Converting Pandas dataframes into Numpy tensor to help feeding them to deep learning frameworks. This library tries to be modular, easy to use with any deep-learning framework by building on the common numpy API, and non-surprising in its behaviour.
You can install our librarie with:
pip install git+https://github.com/nestordemeure/pandas2numpy.git
The Pandas2numpy
class takes an example dataframe and column names in order to build an object that can encode/decode dataframe properly.
It also takes information on columns you might want to normalize, put in logscale or that might contain NA that should be dealt with.
NA in categorical columns are encoded by adding an additional category.
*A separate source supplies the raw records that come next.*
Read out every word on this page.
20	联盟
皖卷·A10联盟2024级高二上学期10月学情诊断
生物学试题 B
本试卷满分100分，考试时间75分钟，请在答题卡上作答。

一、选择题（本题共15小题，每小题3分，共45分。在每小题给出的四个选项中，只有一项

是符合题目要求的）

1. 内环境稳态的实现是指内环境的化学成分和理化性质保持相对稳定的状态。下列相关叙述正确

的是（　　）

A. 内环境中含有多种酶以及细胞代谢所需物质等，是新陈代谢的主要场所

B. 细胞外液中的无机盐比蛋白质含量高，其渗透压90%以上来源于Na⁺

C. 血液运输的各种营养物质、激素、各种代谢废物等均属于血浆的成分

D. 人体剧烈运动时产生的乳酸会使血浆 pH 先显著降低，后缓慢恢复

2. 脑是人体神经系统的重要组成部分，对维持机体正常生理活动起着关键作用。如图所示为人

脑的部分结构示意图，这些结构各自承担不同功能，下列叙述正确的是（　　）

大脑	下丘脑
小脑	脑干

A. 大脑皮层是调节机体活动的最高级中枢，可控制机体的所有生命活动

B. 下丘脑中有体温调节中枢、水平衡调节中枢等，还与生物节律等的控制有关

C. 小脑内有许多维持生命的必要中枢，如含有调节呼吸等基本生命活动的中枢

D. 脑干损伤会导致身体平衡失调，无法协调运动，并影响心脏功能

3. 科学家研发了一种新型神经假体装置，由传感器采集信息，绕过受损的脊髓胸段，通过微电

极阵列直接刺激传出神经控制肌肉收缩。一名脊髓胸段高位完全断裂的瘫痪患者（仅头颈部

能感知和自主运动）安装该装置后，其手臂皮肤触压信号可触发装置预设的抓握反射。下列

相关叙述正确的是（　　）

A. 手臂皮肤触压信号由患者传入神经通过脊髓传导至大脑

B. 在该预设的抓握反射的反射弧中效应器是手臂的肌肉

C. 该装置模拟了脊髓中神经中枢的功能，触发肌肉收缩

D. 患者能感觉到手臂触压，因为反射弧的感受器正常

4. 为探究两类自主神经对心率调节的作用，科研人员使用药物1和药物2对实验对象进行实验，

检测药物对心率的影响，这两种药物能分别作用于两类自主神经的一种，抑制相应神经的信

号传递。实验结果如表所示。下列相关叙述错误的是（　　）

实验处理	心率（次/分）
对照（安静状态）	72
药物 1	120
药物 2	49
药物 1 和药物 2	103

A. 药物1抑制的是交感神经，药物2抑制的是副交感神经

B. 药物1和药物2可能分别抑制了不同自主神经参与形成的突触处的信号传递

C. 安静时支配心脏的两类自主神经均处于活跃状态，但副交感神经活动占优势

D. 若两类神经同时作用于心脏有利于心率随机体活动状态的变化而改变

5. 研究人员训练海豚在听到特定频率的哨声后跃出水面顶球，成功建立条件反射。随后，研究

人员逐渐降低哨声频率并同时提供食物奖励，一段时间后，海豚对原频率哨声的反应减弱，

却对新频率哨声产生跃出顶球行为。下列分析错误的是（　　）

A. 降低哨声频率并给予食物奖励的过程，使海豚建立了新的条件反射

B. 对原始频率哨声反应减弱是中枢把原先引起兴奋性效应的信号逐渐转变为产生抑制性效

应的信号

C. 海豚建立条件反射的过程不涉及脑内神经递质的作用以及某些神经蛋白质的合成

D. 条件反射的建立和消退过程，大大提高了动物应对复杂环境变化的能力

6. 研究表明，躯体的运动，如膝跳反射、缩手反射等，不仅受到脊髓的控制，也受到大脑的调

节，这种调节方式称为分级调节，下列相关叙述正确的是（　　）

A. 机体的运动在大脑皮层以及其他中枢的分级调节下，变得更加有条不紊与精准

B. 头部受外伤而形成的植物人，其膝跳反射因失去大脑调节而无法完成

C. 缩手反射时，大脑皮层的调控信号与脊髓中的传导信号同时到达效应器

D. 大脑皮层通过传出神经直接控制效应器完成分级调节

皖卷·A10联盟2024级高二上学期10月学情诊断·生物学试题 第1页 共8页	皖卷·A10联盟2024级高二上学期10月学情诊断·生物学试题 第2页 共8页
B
NA in continuous columns are replaced by the median value of the column (as computed in the example dataframe) and marked in a dedicated categorical column.
from pandas2numpy import Pandas2numpy
# example dataframe
df = pandas.read_csv('https://raw.githubusercontent.com/mwaskom/seaborn-data/master/iris.csv')
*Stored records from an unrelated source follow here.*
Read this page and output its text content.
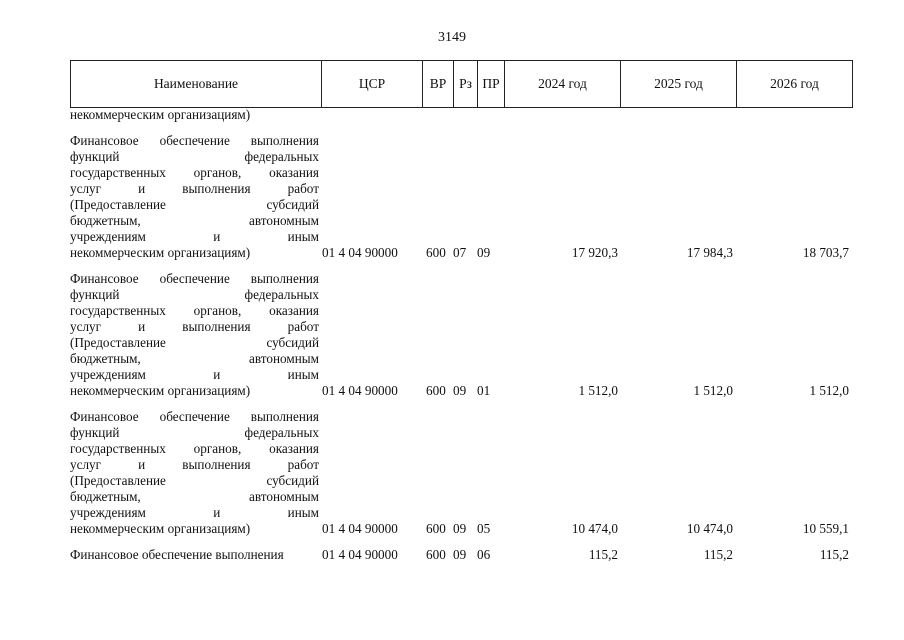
3149
Наименование	ЦСР	ВР	Рз	ПР	2024 год	2025 год	2026 год
некоммерческим организациям)
Финансовое обеспечение выполнения
функций федеральных
государственных органов, оказания
услуг и выполнения работ
(Предоставление субсидий
бюджетным, автономным
учреждениям и иным
некоммерческим организациям)	01 4 04 90000 600 07 09	17 920,3	17 984,3	18 703,7
Финансовое обеспечение выполнения
функций федеральных
государственных органов, оказания
услуг и выполнения работ
(Предоставление субсидий
бюджетным, автономным
учреждениям и иным
некоммерческим организациям)	01 4 04 90000 600 09 01	1 512,0	1 512,0	1 512,0
Финансовое обеспечение выполнения
функций федеральных
государственных органов, оказания
услуг и выполнения работ
(Предоставление субсидий
бюджетным, автономным
учреждениям и иным
некоммерческим организациям)	01 4 04 90000 600 09 05	10 474,0	10 474,0	10 559,1
Финансовое обеспечение выполнения	01 4 04 90000 600 09 06	115,2	115,2	115,2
# continuous variables to be encoded
continuous_columns = ['sepal_length', 'sepal_width', 'petal_length', 'petal_width']
# categorical_columns to be encoded
categorical_columns = ['species']
# columns that should be set to mean=0, std=1
normalized_columns = ['sepal_length', 'sepal_width']
# columns that might contain NA
NA_columns = ['sepal_width', 'species']
# columns to which a logarithm should be applied
logscale_columns = ['sepal_length', 'petal_length']
# builds an encoder with an example dataframe to extract metrics for normalization and possible categories
# adds 1e-25 to columns that are put in logscale to avoid Nan on 0.0 values
tabularEncoder = Pandas2numpy(df, continuous_columns=continuous_columns, categorical_columns=categorical_columns,
normalized_columns=normalized_columns, NA_columns=NA_columns,
logscale_columns=logscale_columns, log_epsilon=1e-25)
Once constructed, you can use the to_numpy
methods to convert dataframes and rows into numpy tensors.
We also provide methods that deal with categorical and continuous variables only.
# converts a dataframe into a tensor of floats and a tensor of ints
tensor_continuous,tensor_categorical = tabularEncoder.to_numpy(df)
# converts only continuous data into a tensor
tensor_continuous2 = tabularEncoder.continuous_to_numpy(df)
# converts a row (only the categorical data in this example)
# note the `df.iloc[[0]]` syntax to ensure that the row is in a dataframe and not a serie
tensor_categorical2 = tabularEncoder.categorial_to_numpy(df.iloc[[0]])
The from_numpy
methods convert arrays back to dataframes.
# converts tensors back into a dataframe (note that the order of columns might change)
df = tabularEncoder.from_numpy(tensor_continuous,tensor_categorical)
# converts the continuous tensor back into a dataframe (that will only include continuous columns)
df_continuous2 = tabularEncoder.continuous_from_numpy(tensor_continuous2)
# converts the categorical tensor into a one row dataframe
row_categorical2 = tabularEncoder.categorial_from_numpy(tensor_categorical2)
Pandas2numpy
also has a nb_category_per_categorical_column
member containing a numpy array with the number of category encoded as int for each column of the categorical tensor (which is useful to make embeddings).
nb_categories = tabularEncoder.nb_category_per_categorical_column
For further information, we invite you to read the documentation of the individual functions.